Eskiden mesleklere saygı vardı artık günümüzde mesleklere saygı kalmadı ki o mesleği icra edenlere saygı olsun!
Saygı olmayan yerde sevgi olmaz, sevgi olmayan yerde şiddet eksik olmaz!
İçimizin daha kararmaması için önce herkes kendi hanesine dikkat edip izlemeli. Bir toplumun aynası önce ailedir.
“Ağaç yaşken eğilir.” Yaşken eğilmeyen ağacın düzelmesi pek mümkün olmamaktadır.
Ekonomi, cezaların arttırılmasını ne kadar dile getiriyor olsak da hayattan beklentisi olmayan, içinde insan sevgisi, merhameti olmayanlar patlamaya hazır bir bomba gibi toplumda olup aynı havayı soluduğumuz sürece maalesef şiddet olaylarına şahit olup üzülmeye devam edeceğiz.
Her şeyin başı önce eğitim diyoruz sözde eğitim alan öğrenci kılıklı soytarılar öğretmenlerini gözünü kırpmadan öldürüyor. Özellikle eğitim yuvası okullarda meydana gelen şiddet olaylarını yazmaya kalksak sayfalar yetmeyecektir. Rabia Sevilay Durukan, Mehmet Aktaş, Ayhan Kökmen, Ceren Damar Şenel, Necmettin Kuyucu, en son İbrahim Oktugan içimizi yakan geleceğe ışık tutan eğitimcilerimizdir. Mekânları cennet olsun.

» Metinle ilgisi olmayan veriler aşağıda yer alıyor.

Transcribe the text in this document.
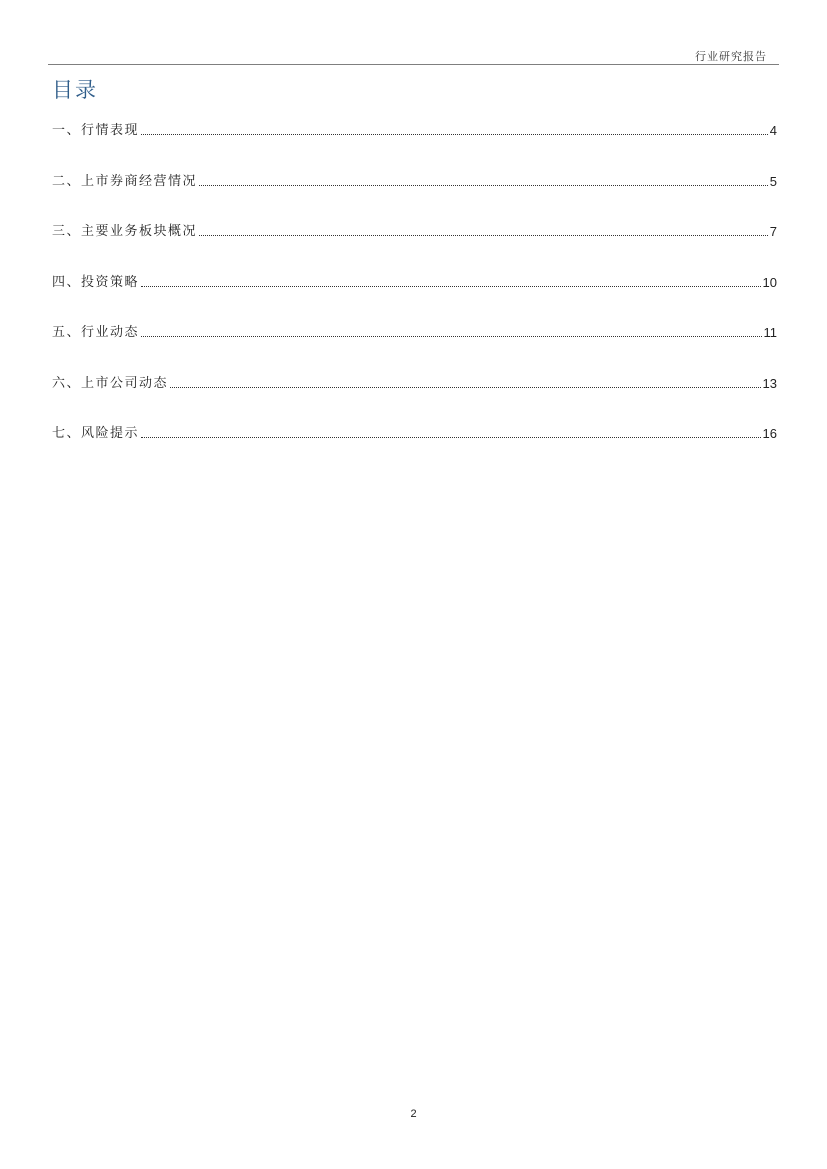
行业研究报告
目录
一、行情表现	4
二、上市券商经营情况	5
三、主要业务板块概况	7
四、投资策略	10
五、行业动态	11
六、上市公司动态	13
七、风险提示	16
2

Toplum içinde şiddet denildiğinde akla ilk gelen genellikle fiziksel şiddet olsa da fiziksel olmayan şiddet kişinin beden ve ruh bütünlüğünü olumsuz etkileyen şiddet olayları da meydana gelmektedir peki tekrar soruyorum sizlere fiziki veya sözlü şiddet görmeyen hangi meslek gurubu kaldı?
Allah hepimizi öfke kontrolü olan, merhamet sahibi, helal süt emmiş, hayattan beklentisi olan, bencil olmayan insanlarla karşılaştırsın.